A pesar del creciente consenso científico sobre los peligros de ciertos pesticidas, muchos de estos químicos continúan produciéndose, utilizándose y consumiéndose en todo el mundo, incluso en países donde se han prohibido oficialmente. Esta disonancia global es especialmente evidente al comparar las regulaciones sobre pesticidas en la Unión Europea y los Estados Unidos.
La Unión Europea, que se basa en gran medida en el principio de precaución, adopta un enfoque marcadamente más cauteloso que EE. UU. en cuanto a la regulación de pesticidas. Este principio prioriza la acción preventiva ante la incertidumbre, lo que traslada la carga de la prueba a los fabricantes, quienes deben demostrar que una sustancia es segura antes de aprobarse su uso. Si existen pruebas científicas fiables que indiquen que un pesticida podría representar una amenaza grave para la salud humana o el medio ambiente, la Unión Europea tiende a prohibirlo o restringirlo, incluso si los riesgos aún no están completamente establecidos.
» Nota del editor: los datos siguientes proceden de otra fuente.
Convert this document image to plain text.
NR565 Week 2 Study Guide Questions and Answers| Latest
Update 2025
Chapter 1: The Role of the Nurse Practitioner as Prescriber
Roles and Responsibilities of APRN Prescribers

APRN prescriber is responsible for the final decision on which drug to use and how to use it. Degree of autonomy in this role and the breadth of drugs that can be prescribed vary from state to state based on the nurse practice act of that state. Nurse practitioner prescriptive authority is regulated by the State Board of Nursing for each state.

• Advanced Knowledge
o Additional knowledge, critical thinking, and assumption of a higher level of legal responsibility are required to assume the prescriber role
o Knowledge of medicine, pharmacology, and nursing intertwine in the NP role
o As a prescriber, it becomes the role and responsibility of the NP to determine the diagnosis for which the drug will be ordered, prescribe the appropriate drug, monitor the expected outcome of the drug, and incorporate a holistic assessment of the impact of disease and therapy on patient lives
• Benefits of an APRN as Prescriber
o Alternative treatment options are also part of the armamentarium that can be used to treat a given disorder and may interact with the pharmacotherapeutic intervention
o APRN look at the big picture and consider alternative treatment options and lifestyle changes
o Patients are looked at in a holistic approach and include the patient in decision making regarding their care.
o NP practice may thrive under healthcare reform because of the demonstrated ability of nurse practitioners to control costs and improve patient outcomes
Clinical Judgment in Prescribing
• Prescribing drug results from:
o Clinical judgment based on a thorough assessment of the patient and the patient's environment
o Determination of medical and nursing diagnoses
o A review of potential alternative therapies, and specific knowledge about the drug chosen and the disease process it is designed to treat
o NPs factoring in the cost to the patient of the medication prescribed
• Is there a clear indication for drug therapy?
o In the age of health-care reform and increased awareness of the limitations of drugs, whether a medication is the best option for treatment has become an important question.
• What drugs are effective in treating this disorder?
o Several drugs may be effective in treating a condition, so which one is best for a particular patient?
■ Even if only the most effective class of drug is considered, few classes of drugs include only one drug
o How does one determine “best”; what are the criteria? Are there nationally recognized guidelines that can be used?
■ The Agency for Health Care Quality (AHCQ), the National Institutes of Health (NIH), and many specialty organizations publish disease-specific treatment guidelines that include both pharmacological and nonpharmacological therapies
Como resultado, docenas de pesticidas —incluidos compuestos conocidos como el paraquat, el forato y la atrazina— están prohibidos en los países miembros de la Unión Europea. Estas sustancias se han relacionado con problemas de salud, como la enfermedad de Parkinson, alteraciones hormonales y cáncer, así como con daños ambientales significativos.
En contraste, EE. UU. adopta un enfoque basado en el riesgo, que permite el uso de pesticidas mientras se considere que los beneficios superan los posibles riesgos. Las decisiones regulatorias suelen basarse en datos proporcionados por los propios fabricantes y toman tiempo en cambiar, incluso ante evidencia creciente. Como consecuencia, muchos pesticidas prohibidos en la Unión Europea siguen siendo legales y se utilizan ampliamente en la agricultura estadounidense. El paraquat, por ejemplo, está prohibido en más de cincuenta países, pero aún se aplica en grandes cantidades en los campos de cultivo de EE. UU., lo que contribuye al aumento de casos de enfermedad de Parkinson.[1]
Irónicamente, aunque EE. UU. prohíbe ciertos pesticidas por razones de seguridad, empresas estadounidenses continúan fabricando y exportando estos químicos a otros países, particularmente del sur global. En la actualidad, más del 80 % de los países que importan pesticidas neurotóxicos prohibidos en EE. UU. son naciones de ingresos bajos o medios, que cuentan con escasas protecciones legales para restringir su importación.[2] Estos pesticidas suelen usarse con menos regulaciones y normas de seguridad más laxas, lo que pone en riesgo tanto a trabajadores agrícolas como a comunidades cercanas.
Esta demanda internacional mantiene altos los niveles de producción. En lugar de eliminar las sustancias dañinas gradualmente, los fabricantes incrementan su producción para abastecer el mercado global. En muchos casos, los pesticidas prohibidos en EE. UU. o en la Unión Europea continúan siendo de uso generalizado en otras partes del mundo.
Debido a la naturaleza global del sistema alimentario, los pesticidas prohibidos siguen entrando a EE. UU. a través de alimentos importados. Las frutas, vegetales, cereales y otros productos cultivados con sustancias que ya no están permitidas en la nación pueden seguir vendiéndose en los supermercados estadounidenses. Si bien se hacen inspecciones a las importaciones, solo cubren una pequeña fracción de los envíos, y los límites de residuos de pesticidas varían enormemente entre países.
Esta laguna legal implica que los consumidores estadounidenses pueden estar expuestos, sin saberlo, a químicos peligrosos que las propias autoridades reguladoras del país han clasificado como nocivos.[3]
La disonancia entre las prohibiciones nacionales y el uso internacional muestra una necesidad urgente de contar con regulaciones de pesticidas más coherentes y coordinadas mundialmente. También plantea interrogantes éticos sobre el papel de los países más ricos en la perpetuación de riesgos ambientales y de salud en el extranjero. Fortalecer los acuerdos internacionales, mejorar los controles de residuos en las fronteras e incentivar alternativas más seguras son pasos clave para proteger tanto la salud mundial como la integridad del sistema alimentario.
Hasta entonces, el comercio tóxico de pesticidas prohibidos seguirá siendo un ejemplo notable de cómo nuestra salud puede verse afectada por vías ocultas y nocivas, y de cómo, injustamente, se transfiere a los consumidores la responsabilidad de protegerse por cuenta propia.